# Question on fish stand



## Gunney87 (Aug 27, 2008)

Im about to buy a 55 gallon fish tank and was planning on putting it on a sturdy table i have however i think the tank is longer by 4 inches, is it possible to just center it and let it hang off each side by 2 inches? This would save me the money of buying a stand - thanks


----------



## iamntbatman (Jan 3, 2008)

That's a recipe for disaster. A fish tank needs to be supported along all four edges or else it will place stress on the joints and the tank will eventually fail. Also, keep in mind the weight of a full tank: a 55 gallon aquarium weighs 625 pounds full, with a tank heavily stocked with live rock and sand weighing substantially more. I wouldn't trust this weight on even the sturdiest of tables.


----------



## Gunney87 (Aug 27, 2008)

yea thats what i figured, anybody know where i could get a stand for cheap?


----------



## SKAustin (Aug 1, 2006)

http://www.fishforum.com/viewtopic.php?t=328


----------



## wake49 (Jul 2, 2008)

if you're a little handy, here's a DIY site that could help you.
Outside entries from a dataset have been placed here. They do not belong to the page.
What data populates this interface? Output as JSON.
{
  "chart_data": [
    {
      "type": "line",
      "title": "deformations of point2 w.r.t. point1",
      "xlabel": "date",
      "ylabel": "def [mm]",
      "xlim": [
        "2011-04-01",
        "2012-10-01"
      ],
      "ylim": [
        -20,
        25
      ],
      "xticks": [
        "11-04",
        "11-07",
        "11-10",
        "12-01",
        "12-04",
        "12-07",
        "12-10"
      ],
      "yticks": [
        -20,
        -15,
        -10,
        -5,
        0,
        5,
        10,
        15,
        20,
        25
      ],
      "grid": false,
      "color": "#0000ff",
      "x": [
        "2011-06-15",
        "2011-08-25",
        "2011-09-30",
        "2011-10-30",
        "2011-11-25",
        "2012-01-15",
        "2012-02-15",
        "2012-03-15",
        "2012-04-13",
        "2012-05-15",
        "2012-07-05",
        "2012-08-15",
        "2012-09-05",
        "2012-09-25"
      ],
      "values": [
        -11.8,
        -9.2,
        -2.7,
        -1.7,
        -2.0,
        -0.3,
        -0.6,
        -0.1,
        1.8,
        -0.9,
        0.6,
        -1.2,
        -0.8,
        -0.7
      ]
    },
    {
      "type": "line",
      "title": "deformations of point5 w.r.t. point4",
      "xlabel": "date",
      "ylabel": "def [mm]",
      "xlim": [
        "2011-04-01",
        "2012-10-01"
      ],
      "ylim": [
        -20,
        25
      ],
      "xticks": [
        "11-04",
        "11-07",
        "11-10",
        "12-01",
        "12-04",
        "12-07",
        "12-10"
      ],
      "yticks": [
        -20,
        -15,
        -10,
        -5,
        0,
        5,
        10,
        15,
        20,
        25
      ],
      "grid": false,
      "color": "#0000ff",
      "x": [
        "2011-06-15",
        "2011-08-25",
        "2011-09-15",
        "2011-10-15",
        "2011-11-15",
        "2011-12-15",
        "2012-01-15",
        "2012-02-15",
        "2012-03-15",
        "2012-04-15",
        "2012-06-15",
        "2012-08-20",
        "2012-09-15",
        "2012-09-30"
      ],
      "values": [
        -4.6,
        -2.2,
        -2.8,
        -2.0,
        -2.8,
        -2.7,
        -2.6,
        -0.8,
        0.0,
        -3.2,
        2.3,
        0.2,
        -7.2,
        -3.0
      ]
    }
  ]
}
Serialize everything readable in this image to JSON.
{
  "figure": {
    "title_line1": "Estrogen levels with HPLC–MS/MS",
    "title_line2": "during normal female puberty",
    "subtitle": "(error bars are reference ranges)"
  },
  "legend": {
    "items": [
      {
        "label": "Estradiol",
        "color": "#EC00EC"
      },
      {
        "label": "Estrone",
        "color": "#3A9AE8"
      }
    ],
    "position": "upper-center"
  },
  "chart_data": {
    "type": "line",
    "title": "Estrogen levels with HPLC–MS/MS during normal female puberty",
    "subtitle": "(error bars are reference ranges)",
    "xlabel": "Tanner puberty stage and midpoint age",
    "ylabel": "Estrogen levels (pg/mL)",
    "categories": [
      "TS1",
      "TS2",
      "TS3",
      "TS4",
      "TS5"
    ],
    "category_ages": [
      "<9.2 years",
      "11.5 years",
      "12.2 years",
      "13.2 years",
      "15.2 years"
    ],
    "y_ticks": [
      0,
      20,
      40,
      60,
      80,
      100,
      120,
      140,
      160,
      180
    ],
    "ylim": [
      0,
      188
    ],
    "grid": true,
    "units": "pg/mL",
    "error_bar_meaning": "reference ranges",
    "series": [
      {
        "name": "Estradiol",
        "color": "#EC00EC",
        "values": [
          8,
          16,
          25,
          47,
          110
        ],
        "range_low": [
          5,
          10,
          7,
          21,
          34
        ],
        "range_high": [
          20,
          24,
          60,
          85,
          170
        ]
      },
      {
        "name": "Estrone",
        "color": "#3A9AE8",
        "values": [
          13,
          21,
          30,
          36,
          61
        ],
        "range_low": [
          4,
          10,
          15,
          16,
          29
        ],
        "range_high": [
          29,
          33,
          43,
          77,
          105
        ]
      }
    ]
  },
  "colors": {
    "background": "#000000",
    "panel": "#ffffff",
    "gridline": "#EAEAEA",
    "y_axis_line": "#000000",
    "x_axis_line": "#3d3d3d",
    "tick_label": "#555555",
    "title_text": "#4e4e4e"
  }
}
http://www.cichlid-forum.com/articles/diy_list.php


----------



## aunt kymmie (Jun 2, 2008)

If you are not handy (such as myself!) you can also always look on the Craigslist in your area. That's where I found mine at 1/8 the price of retail and it was essentially brand new!


----------



## aunt kymmie (Jun 2, 2008)

If you are not handy (such as myself!) you can also always look on the Craigslist in your area. That's where I found mine at 1/8 the price of retail and it was essentially brand new!


----------